No worship leader ever stops growing. If they do, they’re in trouble. There’s always more to learn, more to understand, and more experiences to have. Likewise, no worship leader becomes “seasoned” overnight. If they expect to, they’re in trouble.

But if you’re a young worship leader and just starting out, and you want to grow as a worship leader, there are some crucially important experiences you have to have.

Here’s a list of 13 of them, in no particular order of importance. They’re all important.

1. Retreats
Lead worship for 3 or 4 retreats and you’ll realize that they require an incredible amount of planning, coordination, logistics arranging, and flexibility, and leave you utterly exhausted. You need to get good at leading worship on retreats and remember to bring your own pillow.

2. Weekly leadership
It’s one thing to lead worship on an occasional basis, and this is a good place to start. But the next step is finding an opportunity to lead a regular congregation on a regular basis with a regular worship team of some sort. It’s a roller coaster of ups and downs that you need to learn how to ride. Sometimes you’ll feel sick, but it’s actually a lot of fun.

3. Weddings and funerals
There are no do-overs when it comes to weddings and funerals. These are profoundly emotional, high-stakes, memorable, photographed, and meaningful services. You will mess up at them for sure, but you better make sure they’re small mess ups or there will be people who remember you for the rest of their lives (and not in a good way).

5. Fill-in
Serving as a guest-worship leader for a church that isn’t yours, with musicians you’re unaccustomed to working with, and using a repertoire you haven’t built is disorienting and a lot of work. Learn how to listen to what they need, serve them with humility, and come back to your home church more grateful for the blessings you don’t appreciate like that nice gentleman who always makes fun of your pants.

6. Small group
It requires much more sensitivity and pastoral skill to lead worship for 10 people than it does for 1,000. Don’t underestimate the life-long difference that leading worship in someone’s living room can make to your worship leading skills, especially when you’re interrupted by a screaming baby.

7. Big group
You can get away with things in a small group that you can’t get away with in front of a big group (200 or more people). Leading worship for a large number of people requires you to muster up a level of planning, preparation, and leadership authority that will seem impossible at first but will begin to feel natural the more you do it.

8. Christmas Eve and Easter
Mature worship leaders learn, through years of trial and error, how best to carry the burden of planning music for the two biggest-deal services of the year, in a way that doesn’t totally consume their lives (or their volunteers’), provides their congregation with a genuine encounter with God, and includes everyone’s favorite songs and ensures no complaints (I’m joking).

9. On-the-side services
Occasional healing services, vow renewals, baby dedications, church staff meetings, Veterans’ Day services, and any other service that requires a time of singing that isn’t on Sunday morning, will cause you think outside the box and factor in a whole different slew of things while planning a time of worship that will engage people.

10. Kids
When adults aren’t engaged in worship they’ll stand there like a robot.

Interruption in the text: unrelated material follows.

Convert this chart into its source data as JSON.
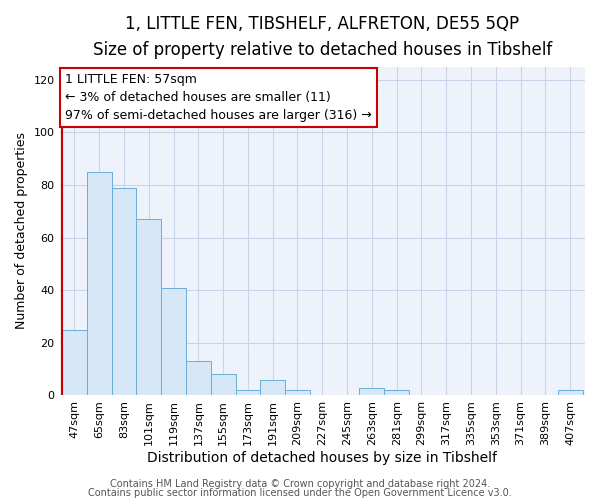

When kids aren’t engaged in worship they’ll get really loud and ask their mom for a snack or jump on their friend’s back and try to tackle him. Learning how to lead kids in worship will prepare you for the grumpiest of all adults.

11. Elderly
The older generation isn’t looking to be impressed. They would like to actually be able to sing along with you, hopefully something true, meaningful, and familiar.

12. Hostile
My experience as a teenager leading worship for a congregation in which one-half of the room would stand while the other half would remain seated with their arms folded, while staring at me angrily, was the most valuable worship leading experience I ever had. Leading worship for hostile groups will force you to grow in dependence on God, and confidence in who he’s gifted you to be.

13. Meetings
This has nothing to do with playing an instrument or singing. It has to do with the fact that if you’re a worship leader, you need to learn how to run a good meeting. Have an agenda, move things along, get results, and adjourn it before it goes too long and people start throwing things. This will serve you for the rest of your life, and help you run good rehearsals as well.